Alcor looked up as Lolojna trotted up to him. All around them, the Flock, so large in number now, played for one final time before the end.
The time for bravado, for comforting lies, for lying in general, had passed eons ago, leaving Alcor with only a blunt empty honesty.
“A tiny bit.” There was still, at the end of all things, a spark of humor, so he added, “Like, five percent scared.”
Lolojna snorted. “You’re just upset that we’ll remember this and you won’t.”
He smiled. She knew him well (as she well should.)
“It’s that too,” he admitted.
She rolled on her back to look at the dead sky above her.
“Well look at it this way, another time another place and we’re going to be in the same position as you.”
He smiled. “From one person at the end to over 50,000…” He thought about it. “That’s going to get kind of cramped.”
—-
everything that was will be again.
He had sent the sheep to sleep when that phrase filtered through his head, uttered by a soul now long dead and asleep as well.
They had gotten it, Alcor thought as he readied himself for his final and most greatest trick, about half right.
It wasn’t that everything repeated itself over and over again. How boring, how terrible that thought was, that nothing ever changed. That no one had a choice.
No. That was a very limited and biased reading of the word ‘be’.
What was to be after all, than life? To live.

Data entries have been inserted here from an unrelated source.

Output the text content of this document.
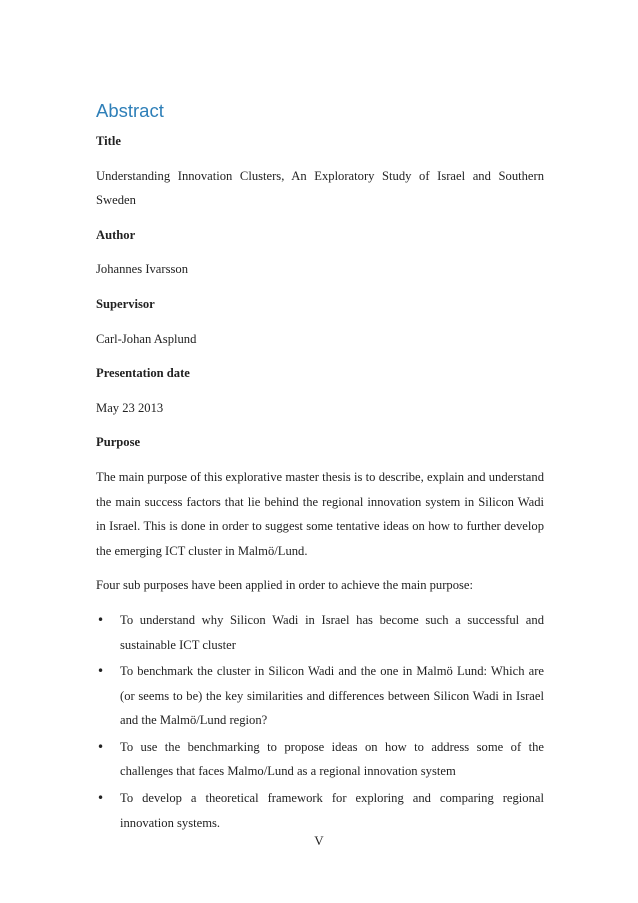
Abstract

Title

Understanding Innovation Clusters, An Exploratory Study of Israel and Southern Sweden

Author

Johannes Ivarsson

Supervisor

Carl-Johan Asplund

Presentation date

May 23 2013

Purpose

The main purpose of this explorative master thesis is to describe, explain and understand the main success factors that lie behind the regional innovation system in Silicon Wadi in Israel. This is done in order to suggest some tentative ideas on how to further develop the emerging ICT cluster in Malmö/Lund.

Four sub purposes have been applied in order to achieve the main purpose:

• To understand why Silicon Wadi in Israel has become such a successful and sustainable ICT cluster
• To benchmark the cluster in Silicon Wadi and the one in Malmö Lund: Which are (or seems to be) the key similarities and differences between Silicon Wadi in Israel and the Malmö/Lund region?
• To use the benchmarking to propose ideas on how to address some of the challenges that faces Malmo/Lund as a regional innovation system
• To develop a theoretical framework for exploring and comparing regional innovation systems.
V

Everything that had been would be again, everything that lived would live again, an endless cycle of darkness and pain, yes, but also of life and joy and light. A great cacophony of souls and stars constantly reinventing themselves, creating and destroying and creating and destroying all over again.
And in this iteration, he would have the honor of closing the door on this universe, and beginning another one.
Dipper smiled as he placed his hands on his chest, readied the swirling nebula inside of him for explosion.
He couldn’t wait to see Mabel again.